于是求第 \(n\) 级台阶有多少种不同的走法,只要考虑第 \(n - 1\) 级台阶和第 \(n - 2\) 级台阶有多少种走法,二者相加即为所求。
细心的朋友可能会发现,用上述方法产生的是一个斐波那契数列(这里规定第 0 级台阶也有 1 种走法,即站在原定)。

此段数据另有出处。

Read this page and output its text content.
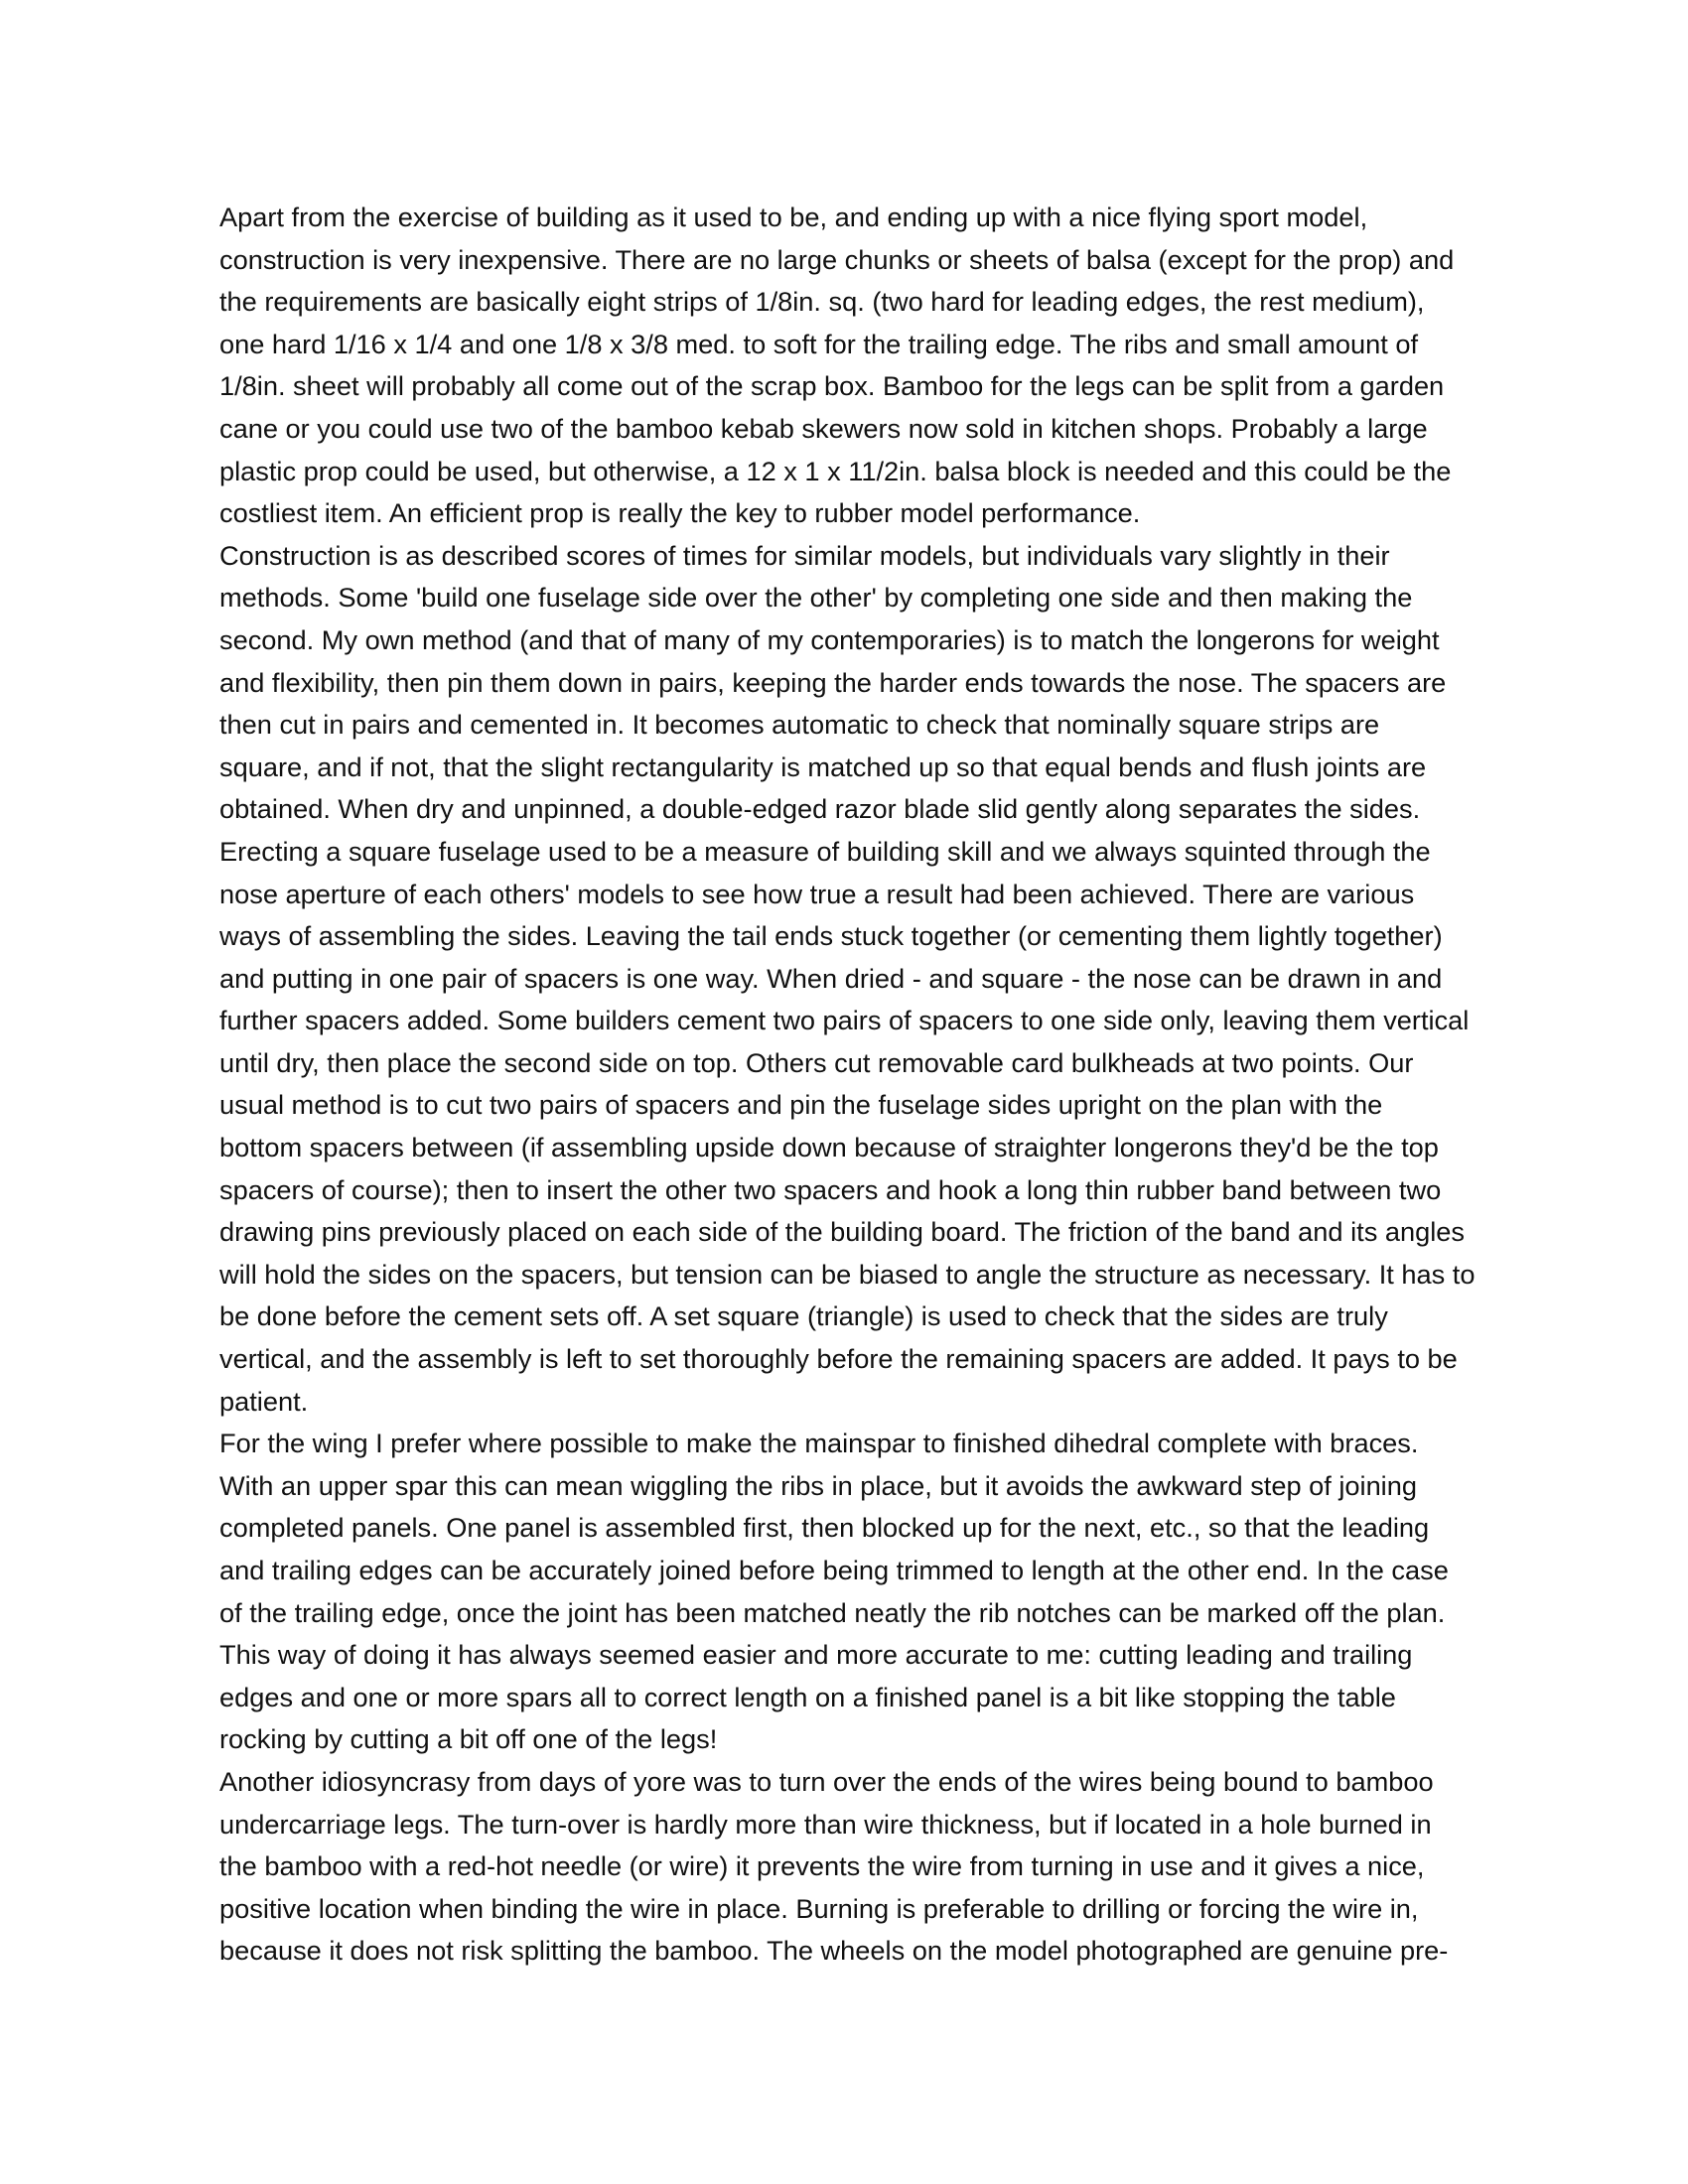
Apart from the exercise of building as it used to be, and ending up with a nice flying sport model,
construction is very inexpensive. There are no large chunks or sheets of balsa (except for the prop) and
the requirements are basically eight strips of 1/8in. sq. (two hard for leading edges, the rest medium),
one hard 1/16 x 1/4 and one 1/8 x 3/8 med. to soft for the trailing edge. The ribs and small amount of
1/8in. sheet will probably all come out of the scrap box. Bamboo for the legs can be split from a garden
cane or you could use two of the bamboo kebab skewers now sold in kitchen shops. Probably a large
plastic prop could be used, but otherwise, a 12 x 1 x 11/2in. balsa block is needed and this could be the
costliest item. An efficient prop is really the key to rubber model performance.

Construction is as described scores of times for similar models, but individuals vary slightly in their
methods. Some 'build one fuselage side over the other' by completing one side and then making the
second. My own method (and that of many of my contemporaries) is to match the longerons for weight
and flexibility, then pin them down in pairs, keeping the harder ends towards the nose. The spacers are
then cut in pairs and cemented in. It becomes automatic to check that nominally square strips are
square, and if not, that the slight rectangularity is matched up so that equal bends and flush joints are
obtained. When dry and unpinned, a double-edged razor blade slid gently along separates the sides.

Erecting a square fuselage used to be a measure of building skill and we always squinted through the
nose aperture of each others' models to see how true a result had been achieved. There are various
ways of assembling the sides. Leaving the tail ends stuck together (or cementing them lightly together)
and putting in one pair of spacers is one way. When dried - and square - the nose can be drawn in and
further spacers added. Some builders cement two pairs of spacers to one side only, leaving them vertical
until dry, then place the second side on top. Others cut removable card bulkheads at two points. Our
usual method is to cut two pairs of spacers and pin the fuselage sides upright on the plan with the
bottom spacers between (if assembling upside down because of straighter longerons they'd be the top
spacers of course); then to insert the other two spacers and hook a long thin rubber band between two
drawing pins previously placed on each side of the building board. The friction of the band and its angles
will hold the sides on the spacers, but tension can be biased to angle the structure as necessary. It has to
be done before the cement sets off. A set square (triangle) is used to check that the sides are truly
vertical, and the assembly is left to set thoroughly before the remaining spacers are added. It pays to be
patient.

For the wing I prefer where possible to make the mainspar to finished dihedral complete with braces.
With an upper spar this can mean wiggling the ribs in place, but it avoids the awkward step of joining
completed panels. One panel is assembled first, then blocked up for the next, etc., so that the leading
and trailing edges can be accurately joined before being trimmed to length at the other end. In the case
of the trailing edge, once the joint has been matched neatly the rib notches can be marked off the plan.
This way of doing it has always seemed easier and more accurate to me: cutting leading and trailing
edges and one or more spars all to correct length on a finished panel is a bit like stopping the table
rocking by cutting a bit off one of the legs!

Another idiosyncrasy from days of yore was to turn over the ends of the wires being bound to bamboo
undercarriage legs. The turn-over is hardly more than wire thickness, but if located in a hole burned in
the bamboo with a red-hot needle (or wire) it prevents the wire from turning in use and it gives a nice,
positive location when binding the wire in place. Burning is preferable to drilling or forcing the wire in,
because it does not risk splitting the bamboo. The wheels on the model photographed are genuine pre-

于是问题转化为求斐波那契数列的第 \(n + 1\) 项,这里可以用迭代法,也可以直接套用通项公式
\[F_n = \frac{1}{\sqrt{5}}[(\frac{1+\sqrt{5}}{2})^n-(\frac{1-\sqrt{5}}{2})^n]
\]
至于这个通项公式的推导,网上有大量资源,这里不再赘述。
本人采用迭代方法,代码如下:
class Solution {
fun climbStairs(n: Int): Int {
if (n == 1) {
return 1
}
if (n == 2) {
return 2
}
val dp = IntArray(n + 1)
dp[0] = 1
dp[1] = 1
dp[2] = 2
for (i in 3..dp.lastIndex) {
dp[i] = dp[i - 1] + dp[i - 2]
}
return dp.last()
}
}